Donald Trump signant le décret interdisant le financement d’ONG internationales soutenant l’avortement, le 23 janvier 2017. | SAUL LOEB / AFP

La photo est éloquente. C’est un Donald Trump à la mine déterminée, entouré par sept de ses collaborateurs exclusivement masculins, qui a signé, lundi 23 janvier, un décret interdisant le financement d’ONG internationales soutenant l’avortement.

Cette mesure intervient à un moment particulièrement symbolique : au lendemain du 44e anniversaire de « Roe V. Wade », l’arrêt emblématique de la Cour suprême qui a légalisé l’avortement en 1973 aux Etats-Unis, et deux jours après que des millions d’Américaines ont manifesté pour leurs droits.

Donald Trump renoue ainsi avec la politique mise en place par l’ancien président Ronald Reagan en 1984. Cette « global gag rule » (règle du bâillon mondial), également nommée « politique de Mexico », a fait l’objet d’un véritable ping-pong au fil du temps. Supprimée par Bill Clinton en 1993, elle a été rétablie par George W. Bush, et de nouveau supprimée par Barack Obama en 2009.

« Une agression à l’encontre de la santé des femmes »

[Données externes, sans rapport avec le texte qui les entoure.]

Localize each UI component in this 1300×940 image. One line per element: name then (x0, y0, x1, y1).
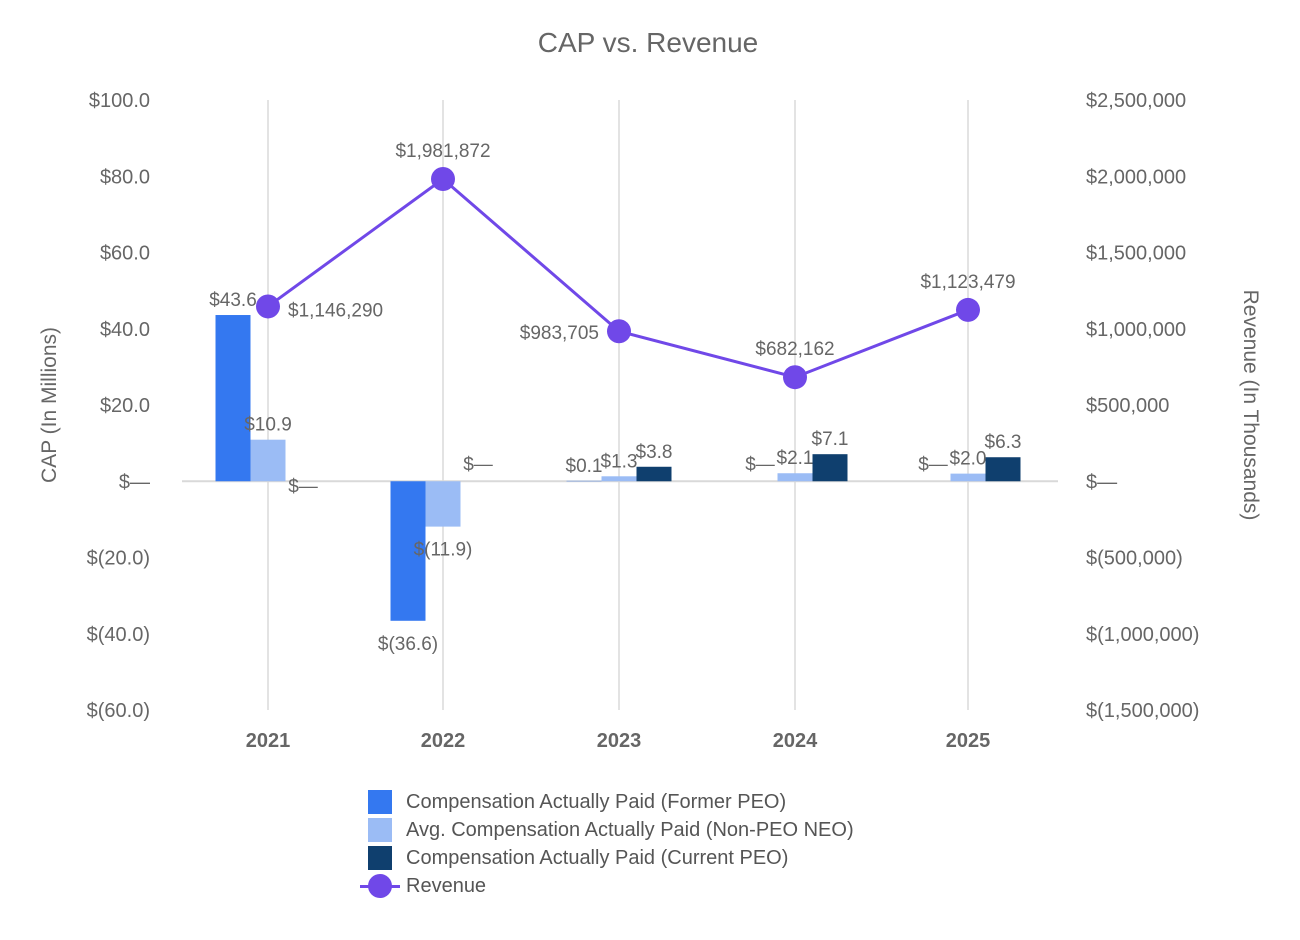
bar-data-label: $43.6 (209, 290, 257, 311)
bar-data-label: $— (745, 454, 775, 475)
revenue-point-2021 (256, 294, 280, 319)
bar-data-label: $1.3 (601, 451, 638, 472)
bar-1-2025 (950, 473, 986, 482)
bar-layer (215, 315, 1021, 621)
legend-swatch-current-peo (368, 846, 392, 870)
y2-tick-label: $(500,000) (1086, 548, 1183, 570)
bar-1-2023 (601, 476, 637, 482)
bar-2-2024 (812, 454, 848, 482)
y-tick-label: $(60.0) (87, 700, 150, 722)
text-layer: CAP vs. Revenue CAP (In Millions) Revenu… (38, 27, 1262, 752)
y-tick-label: $20.0 (100, 395, 150, 417)
legend-swatch-non-peo-neo (368, 818, 392, 842)
legend-item-revenue: Revenue (360, 872, 854, 900)
bar-data-label: $10.9 (244, 415, 292, 436)
bar-1-2022 (425, 481, 461, 527)
chart-title: CAP vs. Revenue (538, 27, 759, 58)
bar-data-label: $2.0 (950, 449, 987, 470)
y2-tick-label: $1,000,000 (1086, 319, 1186, 341)
bar-data-label: $2.1 (777, 448, 814, 469)
legend-item-former-peo: Compensation Actually Paid (Former PEO) (360, 788, 854, 816)
revenue-data-label: $1,981,872 (395, 141, 490, 162)
y2-tick-label: $2,500,000 (1086, 90, 1186, 112)
bar-0-2021 (215, 315, 251, 482)
revenue-point-2022 (431, 167, 455, 192)
y2-tick-label: $— (1086, 471, 1117, 493)
y-tick-label: $80.0 (100, 166, 150, 188)
revenue-point-2025 (956, 297, 980, 322)
legend-label: Revenue (406, 874, 487, 897)
revenue-data-label: $983,705 (520, 323, 599, 344)
legend-label: Compensation Actually Paid (Current PEO) (406, 846, 789, 869)
bar-data-label: $(11.9) (414, 540, 473, 561)
y-axis-label: CAP (In Millions) (38, 327, 61, 483)
bar-2-2023 (636, 466, 672, 482)
line-layer (256, 167, 980, 390)
y-tick-label: $100.0 (89, 90, 150, 112)
revenue-point-2023 (607, 319, 631, 344)
x-tick-label: 2025 (946, 730, 991, 752)
y2-tick-label: $500,000 (1086, 395, 1169, 417)
y2-tick-label: $1,500,000 (1086, 243, 1186, 265)
y-tick-label: $(20.0) (87, 548, 150, 570)
bar-1-2024 (777, 473, 813, 482)
revenue-point-2024 (783, 365, 807, 390)
y-tick-label: $40.0 (100, 319, 150, 341)
revenue-data-label: $1,146,290 (288, 300, 383, 321)
y2-axis-label: Revenue (In Thousands) (1239, 290, 1262, 521)
revenue-data-label: $1,123,479 (920, 272, 1015, 293)
bar-data-label: $3.8 (636, 442, 673, 463)
x-tick-label: 2022 (421, 730, 466, 752)
y2-tick-label: $(1,500,000) (1086, 700, 1199, 722)
legend-item-non-peo-neo: Avg. Compensation Actually Paid (Non-PEO… (360, 816, 854, 844)
y-tick-label: $60.0 (100, 243, 150, 265)
bar-data-label: $— (918, 454, 948, 475)
revenue-data-label: $682,162 (755, 339, 834, 360)
y-tick-label: $— (119, 471, 150, 493)
y2-tick-label: $2,000,000 (1086, 166, 1186, 188)
bar-1-2021 (250, 439, 286, 482)
bar-0-2022 (390, 481, 426, 621)
bar-data-label: $7.1 (812, 429, 849, 450)
bar-data-label: $0.1 (566, 456, 603, 477)
x-tick-label: 2021 (246, 730, 291, 752)
bar-data-label: $6.3 (985, 432, 1022, 453)
legend-label: Avg. Compensation Actually Paid (Non-PEO… (406, 818, 854, 841)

Depuis plus de 45 ans, les Etats-Unis permettent d’améliorer l’accès des femmes à la contraception dans les pays les plus pauvres, grâce à leur agence pour le développement internationale (USAID). En 2016, les Etats-Unis ont dépensé 607 millions de dollars pour les programmes de santé reproductive et la planification familiale.

Ce montant a permis à 27 millions de femmes dans le monde d’accéder à des moyens contraceptifs, d’éviter le déclenchement de 2,3 millions d’avortements, et de prévenir 11 000 décès maternels. L’argent ne sert toutefois pas à pratiquer des avortements, l’amendement Helms de 1973 empêchant l’argent des contribuables américains de financer des IVG à l’étranger.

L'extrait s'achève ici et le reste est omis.